If you want to understand how a material changes from one atomic-level configuration to another, it’s not enough to capture snapshots of before-and-after structures. It’d be better to track details of the transition as it happens. Same goes for studying catalysts, materials that speed up chemical reactions by bringing key ingredients together; the crucial action is often triggered by subtle atomic-scale shifts at intermediate stages.
“To understand the structure of these transitional states, we need tools to both measure and identify what happens during the transition,” said Anatoly Frenkel, a physicist with a joint appointment at the U.S. Department of Energy’s Brookhaven National Laboratory and Stony Brook University.
Frenkel and his collaborators have now developed such a “phase-recognition” tool–or more precisely, a way to extract “hidden” signatures of an unknown structure from measurements made by existing tools. In a paper just published in Physical Review Letters, they describe how they trained a neural network to recognize features in a material’s x-ray absorption spectrum that are sensitive to the arrangement of atoms at a very fine scale. The method helped reveal details of the atomic-scale rearrangements iron undergoes during an important but poorly understood phase change.
“This network training is similar to how machine learning is used in facial-recognition technology,” Frenkel explained. In that technology, computers analyze thousands of images of faces and learn to recognize key features, or descriptors, and the differences that tell individuals apart. “There is a correlation between some features of the data,” Frenkel explained. “In the language of our x-ray data, the correlations exist between the intensity of different regions of the spectra that also have direct relevance to the underlying structure and the corresponding phase.”
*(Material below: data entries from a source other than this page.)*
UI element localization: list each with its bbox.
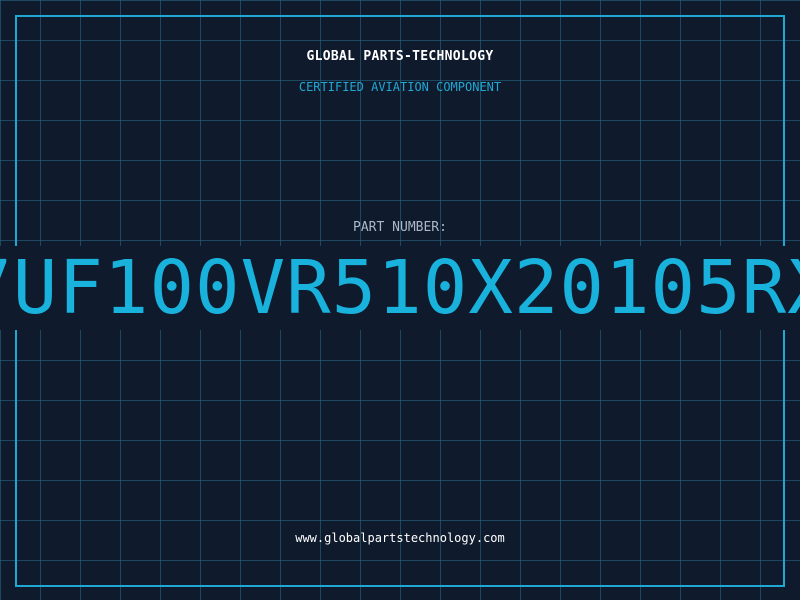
- part-number-label: PART NUMBER:: [353, 220, 447, 235]
- brand-name: GLOBAL PARTS-TECHNOLOGY: [306, 49, 494, 64]
- part-number-band: 7UF100VR510X20105RX: [0, 246, 800, 330]
- part-label-card: GLOBAL PARTS-TECHNOLOGY CERTIFIED AVIATI…: [0, 0, 800, 600]
- website-url: www.globalpartstechnology.com: [295, 531, 505, 545]
- part-number-value: 7UF100VR510X20105RX: [0, 246, 800, 330]
- certification-text: CERTIFIED AVIATION COMPONENT: [298, 80, 502, 94]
To get the neural network ready for “phase recognition”–that is, to be able to recognize the key spectral features–the scientists needed a training set of images.
Janis Timoshenko, a postdoctoral fellow working with Frenkel at Stony Brook and lead author on the paper, tackled that challenge. First, he used molecular dynamic simulations to create 3000 realistic structure models corresponding to different phases of iron and different degrees of disorder.
“In these models, we wanted to account for the dynamic effects, so we define the forces that act between different atoms and we allow the atoms to move around as influenced by these forces,” Timoshenko said. Then, using well-established approaches, he used mathematical calculations to derive the x-ray absorption spectra that would be obtained from each of these 3000 structures.
“It’s not a problem to simulate a spectrum,” Timoshenko said, “it’s a problem to understand them in the backwards direction–start with the spectrum to get to the structure–which is why we need the neural network!”
After using Timoshenko’s modeled spectral data to train the network, the scientists put their method to the test using real spectral data collected as iron underwent the phase transition.
“There are not a lot of experimental methods to monitor this transition, which happens at quite high temperatures,” Timoshenko said. “But our collaborators– Alexei Kuzmin, Juris Purans, Arturs Cintins, and Andris Anspoks from the Institute of Solid State Physics of the University of Latvia, my former institution–performed this really nice experiment at the ELETTRA synchrotron in Italy to collect x-ray absorption data on this phase transition for the first time.”
The neural network was able to extract the relevant structural information from the x-ray absorption spectrum of iron–in particular, the radial distribution function, which is a measure of the separations between atoms and how likely the various separations are. This function, unique for any material, is the key that can unlock the hidden details of the structure, according to Frenkel. It allowed scientists to quantify changes in the density and coordination of iron atoms in the process of their transition from one atomic arrangement to another.
In addition to being useful for studying the dynamics of phase changes, this method could be used to monitor the arrangements of nanoparticles in catalysts and other materials, the scientists say.
“We know that nanoparticles in catalytic materials change their structure in reaction conditions. It’s really important to understand the transitional structure–why it changes, and how that affects catalytic properties and processes,” Timoshenko said.
Nanoparticles also often take on structures that lie somewhere between crystalline and amorphous, with structural variations between the surface and the bulk. This method should be able to tease apart those differences so scientists can assess their relevance for material performance.
The method would also be useful for studying heterogeneous materials (which are made from a combination of particles with different sizes and shapes) and isomers of the same particle (which contain the same number of atoms but differ in their arrangements).
“No technique can image positions of atoms in three dimensions with such precision to tell what’s the difference between their shapes. But if we measure this radial distribution function, there is a chance to tell them apart–and address important questions about the role of heterogeneity in catalysis,” Frenkel said.